If shark weeks comes soon I’m going to kill myself. Why. Better make sure to pack plenty of panties for the drive home. Fuck.

I just wanna cry. I don’t even know why. I’m just so stressed out about so many things, I can’t even pinpoint what’s really bothering me. This whole situation with moving and knowing I’ll be away from Steven for awhile is just so overwhelming for me. I hate whining about this, because I am choosing to pursue a career I have always wanted, but it’s just becoming so real and it’s hard to not stress. Ugh.

Baby Axel 😢

Now I’m crying. Because it’s all I can think about. Why do I do this to myself. And why can’t I learn to live with this without it eating away at me until I break down. I feel like the mourning will never end.
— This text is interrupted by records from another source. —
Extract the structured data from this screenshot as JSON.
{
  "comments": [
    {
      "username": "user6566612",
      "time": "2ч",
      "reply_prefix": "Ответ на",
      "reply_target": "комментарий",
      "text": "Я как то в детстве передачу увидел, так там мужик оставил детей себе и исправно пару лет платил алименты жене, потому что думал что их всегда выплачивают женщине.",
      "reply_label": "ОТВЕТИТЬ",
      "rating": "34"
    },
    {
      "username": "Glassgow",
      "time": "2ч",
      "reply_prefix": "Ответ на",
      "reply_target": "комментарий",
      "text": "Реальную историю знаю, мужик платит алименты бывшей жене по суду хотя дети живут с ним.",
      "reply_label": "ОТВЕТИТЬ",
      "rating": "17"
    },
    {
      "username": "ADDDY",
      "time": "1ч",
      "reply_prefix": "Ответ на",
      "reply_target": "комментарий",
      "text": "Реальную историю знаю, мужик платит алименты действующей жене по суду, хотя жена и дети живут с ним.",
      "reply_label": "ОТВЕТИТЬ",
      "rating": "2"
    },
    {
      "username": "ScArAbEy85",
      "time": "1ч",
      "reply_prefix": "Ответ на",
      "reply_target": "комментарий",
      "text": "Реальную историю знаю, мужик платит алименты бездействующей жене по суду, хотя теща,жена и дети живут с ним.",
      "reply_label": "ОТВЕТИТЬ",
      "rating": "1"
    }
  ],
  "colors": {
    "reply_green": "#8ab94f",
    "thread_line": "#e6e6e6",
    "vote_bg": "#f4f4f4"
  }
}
It feels like it wasn’t that long ago, that’s how strong these feelings are. But they won’t subside. It hit me so hard I don’t know if I’ll ever be able to be at peace with what happened.

We watched The Birdcage and honestly I was okay til it ended. Cause all I could think about was the fact that he’s really gone. I’ve been watching his movies all my life and even listening to his stand up. It’s still a hard pill to swallow..

If Steven’s mother ever talks about him on Facebook, she tags him. Like even if he isn’t relevant to the conversation. She posted a picture of her son, who looks just like his dad, and has to tag Steven saying they look just alike. Even though this kid is a spitting image of his dad. Like stop lying to get attention.

Steven told me not to blog about what happened but it’s literally my only way of venting. But I know it scared him so much that he doesn’t want it typed anywhere on the internet. Ugh. I’ll probably call my dad tomorrow to talk about it. This is killing me.